August 24, 1998
Overflows are probably a result of weather conditions
To: US EPA, Region 10
RE: Public Notice #98-AV-0005 and #98-AV-0006, Proposed Penalty Assessments under Clean Water Act (The Walter De Jong and James/Jason Roetcisoender Dairies)
Since both of these infractions occurred on the same day, February 12, 1998, I suspect there were weather conditions that contributed to what I suspect were truly accidental overflows to the Snoqualmie River. (Or if they were deliberate, was there an overriding extenuating circumstance which made the runoff to the Snoqualmie the lesser of two evils?)
The $22,000 and $11,000 penalties may appear small change to the EPA, but it's a huge amount to dairy farmers beset by government regulations that are driving many out of business.

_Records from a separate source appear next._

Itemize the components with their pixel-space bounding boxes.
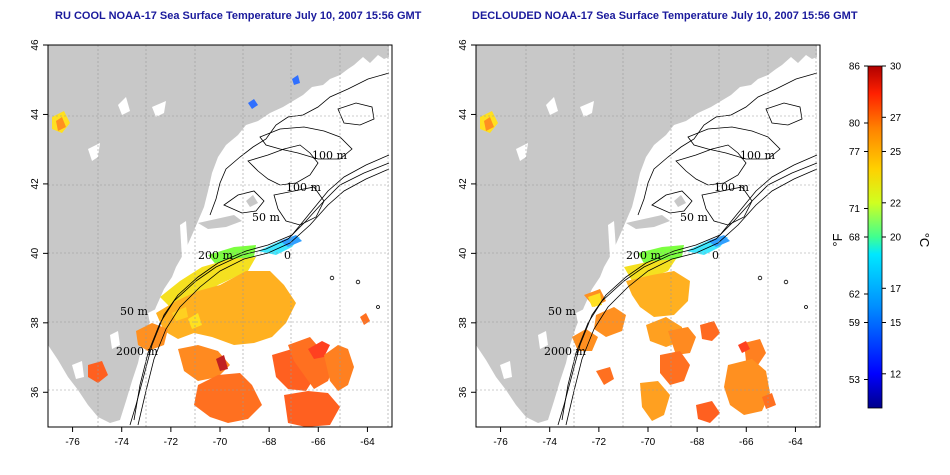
x-tick-label: -66 bbox=[311, 437, 326, 448]
contour-label-2000m: 2000 m bbox=[544, 345, 586, 358]
y-tick-label: 42 bbox=[458, 178, 469, 190]
celsius-tick-label: 20 bbox=[890, 233, 902, 244]
left-y-axis: 46 44 42 40 38 36 bbox=[30, 39, 48, 398]
celsius-tick-label: 27 bbox=[890, 113, 902, 124]
x-tick-label: -76 bbox=[65, 437, 80, 448]
right-map-panel: 100 m 100 m 50 m 200 m 0 50 m 2000 m -76… bbox=[458, 39, 821, 448]
x-tick-label: -70 bbox=[213, 437, 228, 448]
temperature-colorbar: 86 80 77 71 68 62 59 53 30 27 25 22 20 17 15 12 °F °C bbox=[830, 62, 932, 409]
colorbar-gradient bbox=[867, 65, 883, 409]
contour-label-50m-b: 50 m bbox=[548, 305, 576, 318]
celsius-tick-label: 17 bbox=[890, 284, 902, 295]
y-tick-label: 42 bbox=[30, 178, 41, 190]
contour-labels: 100 m 100 m 50 m 200 m 0 50 m 2000 m bbox=[116, 149, 347, 358]
contour-label-0: 0 bbox=[712, 249, 719, 262]
fahrenheit-tick-label: 68 bbox=[849, 233, 861, 244]
fahrenheit-tick-label: 59 bbox=[849, 318, 861, 329]
contour-label-100m-b: 100 m bbox=[286, 181, 321, 194]
contour-label-0: 0 bbox=[284, 249, 291, 262]
x-tick-label: -64 bbox=[360, 437, 375, 448]
fahrenheit-tick-label: 77 bbox=[849, 147, 861, 158]
celsius-tick-label: 12 bbox=[890, 369, 902, 380]
fahrenheit-tick-label: 80 bbox=[849, 119, 861, 130]
contour-label-2000m: 2000 m bbox=[116, 345, 158, 358]
x-tick-label: -66 bbox=[739, 437, 754, 448]
fahrenheit-tick-label: 86 bbox=[849, 62, 861, 73]
x-tick-label: -74 bbox=[114, 437, 129, 448]
y-tick-label: 44 bbox=[458, 108, 469, 120]
contour-labels: 100 m 100 m 50 m 200 m 0 50 m 2000 m bbox=[544, 149, 775, 358]
contour-label-100m-a: 100 m bbox=[312, 149, 347, 162]
x-tick-label: -76 bbox=[493, 437, 508, 448]
contour-label-200m: 200 m bbox=[198, 249, 233, 262]
right-x-axis: -76 -74 -72 -70 -68 -66 -64 bbox=[493, 427, 803, 448]
x-tick-label: -68 bbox=[262, 437, 277, 448]
left-x-axis: -76 -74 -72 -70 -68 -66 -64 bbox=[65, 427, 375, 448]
right-y-axis: 46 44 42 40 38 36 bbox=[458, 39, 476, 398]
left-map-title: RU COOL NOAA-17 Sea Surface Temperature … bbox=[55, 10, 422, 22]
x-tick-label: -74 bbox=[542, 437, 557, 448]
fahrenheit-tick-label: 53 bbox=[849, 375, 861, 386]
y-tick-label: 44 bbox=[30, 108, 41, 120]
x-tick-label: -72 bbox=[592, 437, 607, 448]
contour-label-50m-b: 50 m bbox=[120, 305, 148, 318]
y-tick-label: 38 bbox=[458, 317, 469, 329]
y-tick-label: 40 bbox=[30, 247, 41, 259]
celsius-tick-label: 15 bbox=[890, 318, 902, 329]
y-tick-label: 46 bbox=[458, 39, 469, 51]
y-tick-label: 40 bbox=[458, 247, 469, 259]
contour-label-100m-b: 100 m bbox=[714, 181, 749, 194]
fahrenheit-tick-label: 62 bbox=[849, 290, 861, 301]
x-tick-label: -70 bbox=[641, 437, 656, 448]
fahrenheit-tick-label: 71 bbox=[849, 204, 861, 215]
right-map-title: DECLOUDED NOAA-17 Sea Surface Temperatur… bbox=[472, 10, 858, 22]
sst-layer bbox=[480, 111, 776, 423]
contour-label-100m-a: 100 m bbox=[740, 149, 775, 162]
sst-layer bbox=[52, 75, 370, 427]
y-tick-label: 38 bbox=[30, 317, 41, 329]
x-tick-label: -72 bbox=[164, 437, 179, 448]
y-tick-label: 46 bbox=[30, 39, 41, 51]
x-tick-label: -68 bbox=[690, 437, 705, 448]
y-tick-label: 36 bbox=[458, 386, 469, 398]
contour-label-50m-a: 50 m bbox=[252, 211, 280, 224]
celsius-tick-label: 30 bbox=[890, 62, 902, 73]
contour-label-50m-a: 50 m bbox=[680, 211, 708, 224]
fahrenheit-unit-label: °F bbox=[830, 233, 845, 246]
contour-label-200m: 200 m bbox=[626, 249, 661, 262]
y-tick-label: 36 bbox=[30, 386, 41, 398]
celsius-tick-label: 22 bbox=[890, 198, 902, 209]
colorbar-ticks: 86 80 77 71 68 62 59 53 30 27 25 22 20 17 15 12 bbox=[849, 62, 902, 387]
celsius-unit-label: °C bbox=[917, 233, 932, 248]
left-map-panel: 100 m 100 m 50 m 200 m 0 50 m 2000 m -76… bbox=[30, 39, 393, 448]
celsius-tick-label: 25 bbox=[890, 147, 902, 158]
x-tick-label: -64 bbox=[788, 437, 803, 448]
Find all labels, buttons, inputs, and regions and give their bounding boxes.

As a confirmed 75-year milk drinker I object to my government driving the sources of my favorite beverage out of business.

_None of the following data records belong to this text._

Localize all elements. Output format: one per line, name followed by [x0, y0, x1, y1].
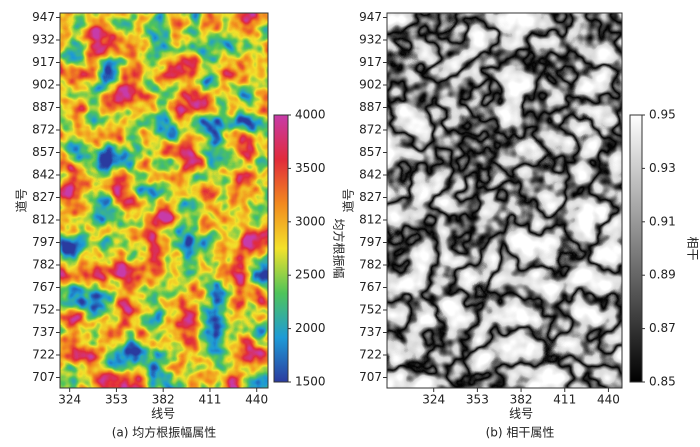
x-tick-label: 440 — [597, 393, 620, 407]
y-tick-label: 917 — [359, 55, 382, 69]
y-tick-label: 857 — [32, 145, 55, 159]
y-tick-label: 857 — [359, 145, 382, 159]
y-tick-label: 842 — [359, 168, 382, 182]
x-tick-label: 324 — [422, 393, 445, 407]
y-tick-label: 947 — [359, 10, 382, 24]
y-tick-label: 812 — [359, 213, 382, 227]
colorbar-tick-label: 3000 — [295, 214, 326, 228]
x-tick-label: 411 — [553, 393, 576, 407]
y-tick-label: 752 — [359, 303, 382, 317]
colorbar-tick-label: 0.87 — [649, 321, 676, 335]
y-tick-label: 887 — [359, 100, 382, 114]
heatmap-image — [60, 13, 268, 388]
y-axis-label: 道号 — [342, 188, 356, 212]
colorbar-tick-label: 0.95 — [649, 108, 676, 122]
y-tick-label: 737 — [32, 325, 55, 339]
x-axis-label: 线号 — [509, 407, 533, 421]
y-tick-label: 902 — [32, 78, 55, 92]
x-axis-label: 线号 — [151, 407, 175, 421]
plot-frame — [386, 12, 623, 389]
y-tick-label: 827 — [32, 190, 55, 204]
x-tick-label: 440 — [245, 393, 268, 407]
colorbar — [273, 114, 289, 383]
colorbar-label: 均方根振幅 — [332, 218, 347, 278]
y-tick-label: 782 — [32, 258, 55, 272]
x-tick-label: 382 — [510, 393, 533, 407]
colorbar-tick-label: 0.91 — [649, 214, 676, 228]
colorbar-tick-label: 0.85 — [649, 375, 676, 389]
y-tick-label: 707 — [32, 370, 55, 384]
y-tick-label: 797 — [32, 235, 55, 249]
plot-frame — [59, 12, 269, 389]
y-tick-label: 932 — [32, 33, 55, 47]
colorbar-tick-label: 1500 — [295, 375, 326, 389]
y-tick-label: 722 — [359, 348, 382, 362]
colorbar-tick-label: 2000 — [295, 321, 326, 335]
y-tick-label: 917 — [32, 55, 55, 69]
x-tick-label: 353 — [466, 393, 489, 407]
y-tick-label: 752 — [32, 303, 55, 317]
colorbar-tick-label: 0.89 — [649, 268, 676, 282]
colorbar-tick-label: 3500 — [295, 161, 326, 175]
caption: (b) 相干属性 — [486, 426, 555, 440]
y-tick-label: 887 — [32, 100, 55, 114]
y-tick-label: 767 — [32, 280, 55, 294]
y-axis-label: 道号 — [15, 188, 29, 212]
y-tick-label: 932 — [359, 33, 382, 47]
colorbar-tick-label: 4000 — [295, 108, 326, 122]
colorbar-tick-label: 2500 — [295, 268, 326, 282]
y-tick-label: 797 — [359, 235, 382, 249]
y-tick-label: 722 — [32, 348, 55, 362]
y-tick-label: 947 — [32, 10, 55, 24]
y-tick-label: 782 — [359, 258, 382, 272]
y-tick-label: 902 — [359, 78, 382, 92]
colorbar-tick-label: 0.93 — [649, 161, 676, 175]
y-tick-label: 812 — [32, 213, 55, 227]
caption: (a) 均方根振幅属性 — [112, 425, 217, 440]
y-tick-label: 707 — [359, 370, 382, 384]
x-tick-label: 353 — [105, 393, 128, 407]
y-tick-label: 872 — [359, 123, 382, 137]
y-tick-label: 737 — [359, 325, 382, 339]
x-tick-label: 382 — [152, 393, 175, 407]
colorbar-label: 相干 — [686, 236, 700, 260]
y-tick-label: 872 — [32, 123, 55, 137]
y-tick-label: 827 — [359, 190, 382, 204]
x-tick-label: 324 — [58, 393, 81, 407]
y-tick-label: 767 — [359, 280, 382, 294]
colorbar — [629, 114, 643, 383]
y-tick-label: 842 — [32, 168, 55, 182]
heatmap-image — [387, 13, 622, 388]
x-tick-label: 411 — [199, 393, 222, 407]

Judging from the time of year, I'm sure whatever runoff went into the river was quickly flushed away by the huge amounts of water running through the Snoqualmie River in February, so what damage was there, really?
And don't forget, fish need nutrients and it's been printed that perhaps fish declines in Lake Washington are attributable to too-clean water? (Except in the backwaters where the ducks and Canadian Geese are supplying nutrients that don't flush.)
I hope you will not levy those fines against those farmers.